Amatör oyuncular, stüdyo dışı çekimler, efektsiz ve sessiz
filmler… Şöyle bir okuduğumuzda İtalyan Yeni Gerçekçilik Akımı öğrenci
filmlerine çok benziyor. Tıpkı film çekmek için oldukça dar bütçesi olan bir
öğrenci gibi, dönemin şartları dolayısıyla maddi gücü yetmeyen film yapımcıları
yeni yollar arayıp yeni yöntemler geliştiriyorlar ve sinemanın bu romantik
temsilcileri gerçekleri perdeye taşımayı hedef ediniyorlar. Bunun yanında ses
ve yapay ışık kullanılmaması, kameranın hareketli olması gibi detaylar
yönetmenin özgürlük alanını genişletiyor.
(Bicycle Thieves/ Bisiklet Hırsızları - 1948)
Süre olarak oldukça kısa bir zaman diliminde varlığını
sürdürmüş olan bu sinema akımı bıraktığı etki bakımından aynı şekilde
değerlendirilemez. Düşündüğümüz zaman günümüzdeki sinema filmlerinin dahi bu
güçlü sinemasal değerler sisteminden yararlandığını söyleyebiliriz.
Maddi yetersizlik sonucu amatör oyuncular, dış çekimlerin
yapılması filmlere olumlu olarak yansımıştır. Bu olumlu durum seyircinin filme
duyduğu sıcaklıktan, yakınlıktan gelir. Yine kadraja ve açılara da fazla önem
vermeyen akımda bir belgesel çekiyormuşçasına doğal bir yapı benimsenir. Bu
doğallık filme yansır.
Adından da belli olacağı üzere İtalyan Yeni Gerçekçilik
Akımı bizlere gerçekçi bir bakışla hayatı sunuyor. Seyircinin hayatındaki
gerçekliği, sefaleti seyircinin suratına vuruyor. Bu akımın fazla ayakta
kalamamasının bir sebebinin de bu olduğu söylenir. Bu durumun bizdeki
karşılığına göz atarsak pek farklı bir sonuca ulaşabileceğimizi söylemek güç.

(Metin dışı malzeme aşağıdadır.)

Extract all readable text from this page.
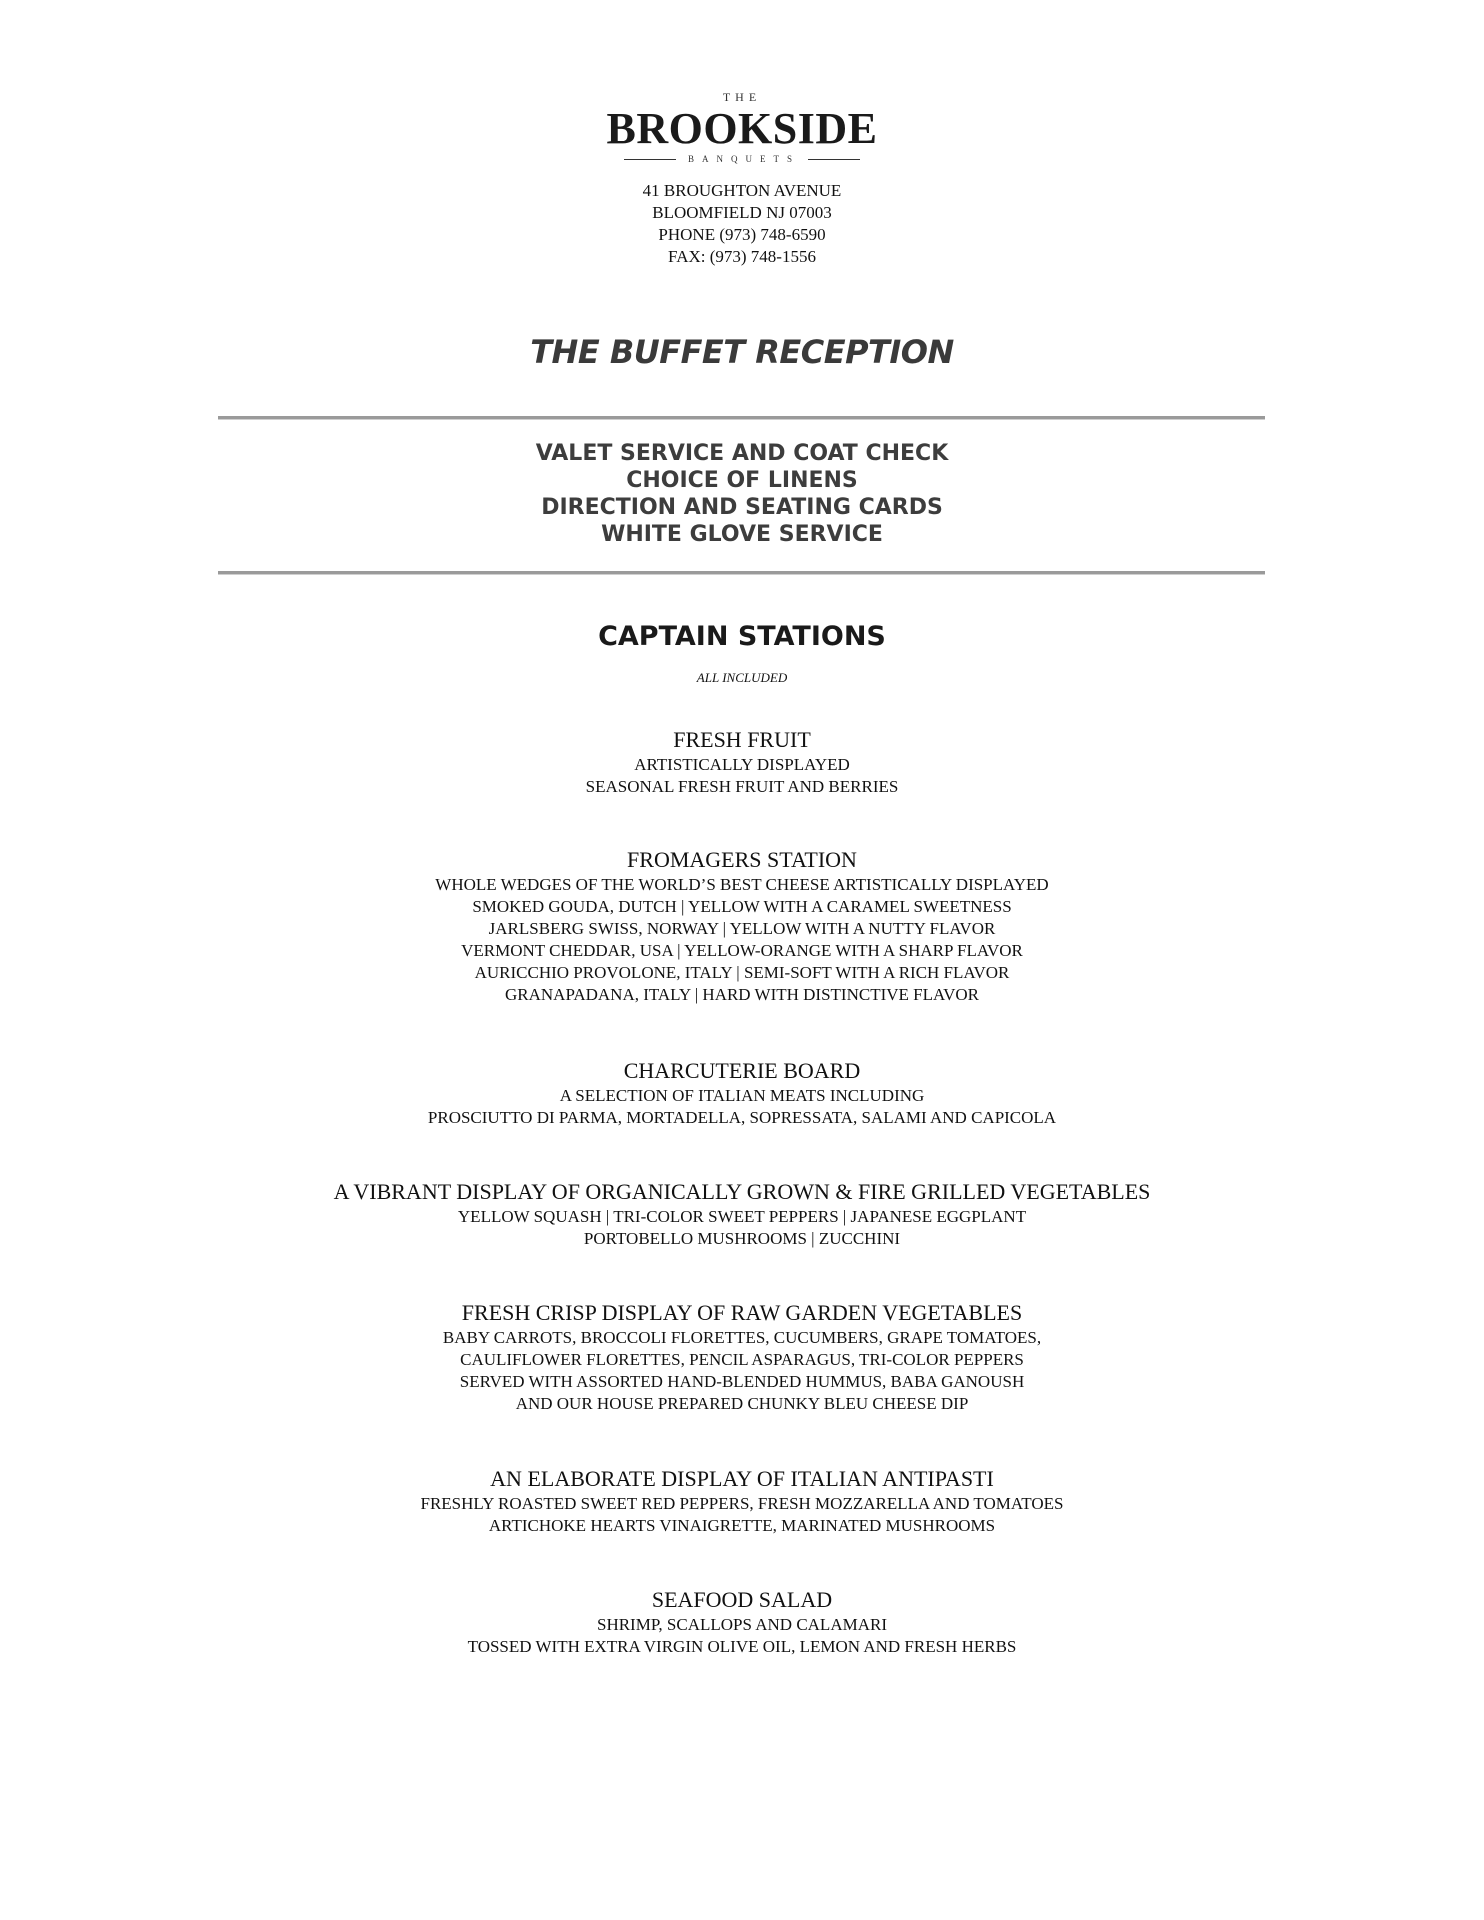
THE
BROOKSIDE
BANQUETS
41 BROUGHTON AVENUE
BLOOMFIELD NJ 07003
PHONE (973) 748-6590
FAX: (973) 748-1556
THE BUFFET RECEPTION
VALET SERVICE AND COAT CHECK
CHOICE OF LINENS
DIRECTION AND SEATING CARDS
WHITE GLOVE SERVICE
CAPTAIN STATIONS
ALL INCLUDED
FRESH FRUIT
ARTISTICALLY DISPLAYED
SEASONAL FRESH FRUIT AND BERRIES
FROMAGERS STATION
WHOLE WEDGES OF THE WORLD’S BEST CHEESE ARTISTICALLY DISPLAYED
SMOKED GOUDA, DUTCH | YELLOW WITH A CARAMEL SWEETNESS
JARLSBERG SWISS, NORWAY | YELLOW WITH A NUTTY FLAVOR
VERMONT CHEDDAR, USA | YELLOW-ORANGE WITH A SHARP FLAVOR
AURICCHIO PROVOLONE, ITALY | SEMI-SOFT WITH A RICH FLAVOR
GRANAPADANA, ITALY | HARD WITH DISTINCTIVE FLAVOR
CHARCUTERIE BOARD
A SELECTION OF ITALIAN MEATS INCLUDING
PROSCIUTTO DI PARMA, MORTADELLA, SOPRESSATA, SALAMI AND CAPICOLA
A VIBRANT DISPLAY OF ORGANICALLY GROWN & FIRE GRILLED VEGETABLES
YELLOW SQUASH | TRI-COLOR SWEET PEPPERS | JAPANESE EGGPLANT
PORTOBELLO MUSHROOMS | ZUCCHINI
FRESH CRISP DISPLAY OF RAW GARDEN VEGETABLES
BABY CARROTS, BROCCOLI FLORETTES, CUCUMBERS, GRAPE TOMATOES,
CAULIFLOWER FLORETTES, PENCIL ASPARAGUS, TRI-COLOR PEPPERS
SERVED WITH ASSORTED HAND-BLENDED HUMMUS, BABA GANOUSH
AND OUR HOUSE PREPARED CHUNKY BLEU CHEESE DIP
AN ELABORATE DISPLAY OF ITALIAN ANTIPASTI
FRESHLY ROASTED SWEET RED PEPPERS, FRESH MOZZARELLA AND TOMATOES
ARTICHOKE HEARTS VINAIGRETTE, MARINATED MUSHROOMS
SEAFOOD SALAD
SHRIMP, SCALLOPS AND CALAMARI
TOSSED WITH EXTRA VIRGIN OLIVE OIL, LEMON AND FRESH HERBS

(Rome, Open City / Roma, Açık Şehir - 1945)
Türkiye’de sinemada en çok izlenenler listesine baktığımızda
daha çok komedi filmlerinin ön saflarda yer aldığını görüyoruz. Gözümüze çarpan
birkaç politik öğeler içeren komedi filmi diyebileceğimiz yapımlar dışında
Kurtlar Vadisi, Babam ve Oğlum, New York'ta Beş Minare gibi milliyetçilik
damarları üzerinden bilet satmak, sadece bir siyasi görüşün takdir edip
izleyeceği ve seyirciyi bütüncül olarak kucaklayamayan, hedefi gerçekçilikten
çok bir çıkarım üzerinden insanların fikrini değiştirerek belirli bir fikre
yöneltme güdüsü var. Durum böyleyken öncelikle önümüze sunulanın gerçekten
toplumsal gerçekçi olup olmadığına dair soruları cevaplamak gerekiyor.
Seyirci sefaletin suratına vurulmasını sevmiyor demiştik.
Belki de en çok sefaletin olduğu yerin perdelerinde en az sefalet
gösterilmelidir ki seyirci refleks bir davranışla salondan koşarak
uzaklaşmasın. Belki de yapımcıların kafasında olan buna yakın bir fikirdir.
Sonuç olarak İtalyan Yeni Gerçekçilik Akımı için güçlü ve
etkili bir dönem tanımlaması yapabiliriz. Üzerinden yıllar geçmesine rağmen
konuşulan, tartışılan, etkisi şu anki filmlerde bile hissedilen bu akım dünya
sinemasına dair güzel bir sahne olarak hatırlanacaktır.